Speech Trainer 👨‍🚀

Problem

Public Speaking is a fear that about 74% of the people share. However public speaking has a tremendous impact on our lives, people who are better speakers are generally more successful and have a happier life. How can a computer analyze the quality of a speech automatically?

Solution

Speech Trainer is a machine learning based software application that provides users feedback scores to improve their presentation skills. I researched several TED talk videos and noticed that verbal delivery and body language are very important to make a presentation effective. From this, I was able to come up with six presentation qualities that I evaluated in each video. These presentation qualities are: posture, not saying filler words (such as like, um, so basically), talking speed, clarity of the words spoken, pause quality (the number and length of the pauses), and the frequency of the pause. For the posture, I stored the locations of facial landmarks such as (nose, right eye, left eye, mouth, and chin) in a frame every 100ms. Then I collected 30-second clips of longer TED talk videos and ran those videos on each of the presentation qualities. Then I created a machine learning model that will predict the user's score in each of the categories given data for each of the 6 presentation qualities. Then I created a website that evaluates and scores a user video on the presentation qualities. The prototype was correctly able to analyze the video on each of the six presentation qualities. However, the score that the machine learning produced for some of the presentation qualities was not accurate. I will try to improve the score's accuracy by collecting more data and doing more research on machine learning algorithms.

Implementation

I started off by identify the six presentation qualities that I am going to score for each video. These six are: posture (movement of facial landmarks), filler words (um, basically, right so), talking speeds, pause quality (length of pauses and count), frequency of pauses, and confidence.
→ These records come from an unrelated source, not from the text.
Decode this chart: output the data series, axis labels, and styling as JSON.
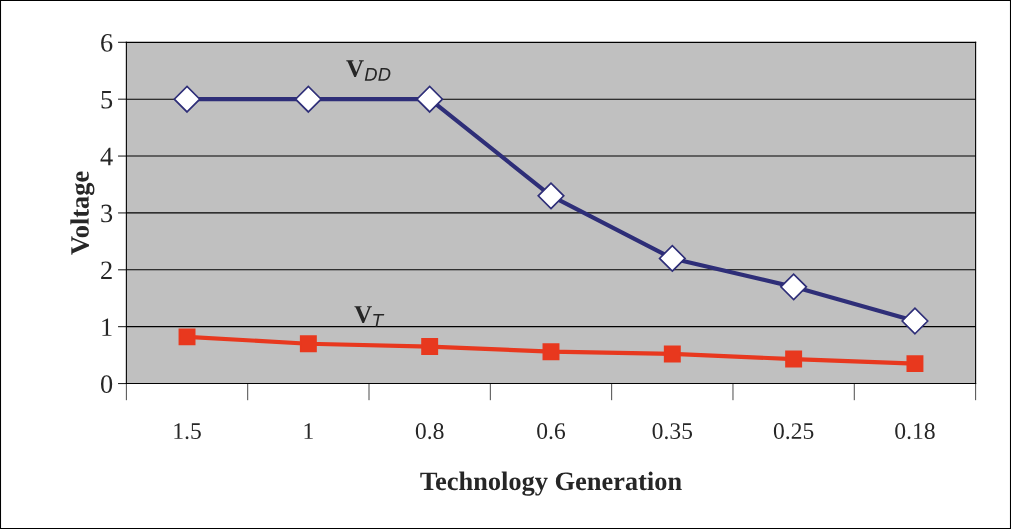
{
  "chart_data": {
    "type": "line",
    "xlabel": "Technology Generation",
    "ylabel": "Voltage",
    "categories": [
      "1.5",
      "1",
      "0.8",
      "0.6",
      "0.35",
      "0.25",
      "0.18"
    ],
    "series": [
      {
        "name": "V$_{DD}$",
        "color": "#2e2e78",
        "marker": "diamond",
        "values": [
          5,
          5,
          5,
          3.3,
          2.2,
          1.7,
          1.1
        ]
      },
      {
        "name": "V$_{T}$",
        "color": "#e8381e",
        "marker": "square",
        "values": [
          0.82,
          0.7,
          0.65,
          0.56,
          0.52,
          0.43,
          0.35
        ]
      }
    ],
    "ylim": [
      0,
      6
    ],
    "yticks": [
      0,
      1,
      2,
      3,
      4,
      5,
      6
    ],
    "grid": "y",
    "legend": false
  }
}
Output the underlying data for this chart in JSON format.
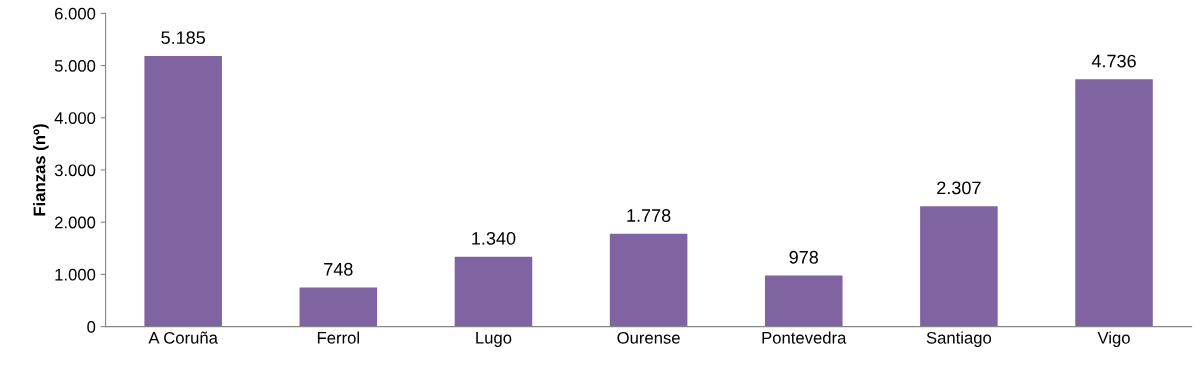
{
  "chart_data": {
    "type": "bar",
    "ylabel": "Fianzas (nº)",
    "categories": [
      "A Coruña",
      "Ferrol",
      "Lugo",
      "Ourense",
      "Pontevedra",
      "Santiago",
      "Vigo"
    ],
    "values": [
      5185,
      748,
      1340,
      1778,
      978,
      2307,
      4736
    ],
    "value_labels": [
      "5.185",
      "748",
      "1.340",
      "1.778",
      "978",
      "2.307",
      "4.736"
    ],
    "color": "#8064a2",
    "ylim": [
      0,
      6000
    ],
    "yticks": [
      {
        "value": 0,
        "label": "0"
      },
      {
        "value": 1000,
        "label": "1.000"
      },
      {
        "value": 2000,
        "label": "2.000"
      },
      {
        "value": 3000,
        "label": "3.000"
      },
      {
        "value": 4000,
        "label": "4.000"
      },
      {
        "value": 5000,
        "label": "5.000"
      },
      {
        "value": 6000,
        "label": "6.000"
      }
    ],
    "grid": false,
    "legend": false
  }
}
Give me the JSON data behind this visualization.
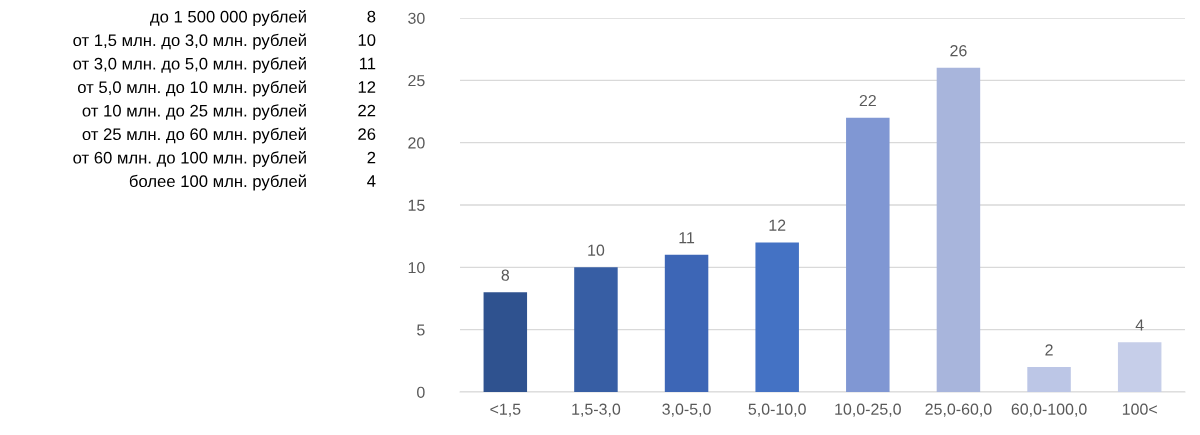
{
  "chart_data": {
    "type": "bar",
    "categories": [
      "<1,5",
      "1,5-3,0",
      "3,0-5,0",
      "5,0-10,0",
      "10,0-25,0",
      "25,0-60,0",
      "60,0-100,0",
      "100<"
    ],
    "values": [
      8,
      10,
      11,
      12,
      22,
      26,
      2,
      4
    ],
    "colors": [
      "#2f528f",
      "#375ea4",
      "#3d66b6",
      "#4472c4",
      "#8097d3",
      "#a8b5dc",
      "#bcc6e6",
      "#c6cee9"
    ],
    "ylim": [
      0,
      30
    ],
    "yticks": [
      0,
      5,
      10,
      15,
      20,
      25,
      30
    ],
    "grid": "y",
    "data_labels": true,
    "annotations": [
      "до 1 500 000 рублей",
      "8",
      "от 1,5 млн. до 3,0 млн. рублей",
      "10",
      "от 3,0 млн. до 5,0 млн. рублей",
      "11",
      "от 5,0 млн. до 10 млн. рублей",
      "12",
      "от 10 млн. до 25 млн. рублей",
      "22",
      "от 25 млн. до 60 млн. рублей",
      "26",
      "от 60 млн. до 100 млн. рублей",
      "2",
      "более 100 млн. рублей",
      "4"
    ]
  }
}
I wrote 3 python functions that can evaluate any user video on the 6 presentation qualities. I collected 30 second clips of TED talks and other prominent speakers. I ran all the python functions on each of the video clips. I stored all the data in a database. For each video clip I assigned it a score from 1 - 10 in each of the 6 presentation qualities. From that I was able to create a machine learning model that can predict the presentation quality scores for any headshot video given the data for it.

project architecture

Technologies Used

Sciecne Fair Partcipation

Participated in the Alameda County Science and Engineering Fair (ACSEF) and won second place.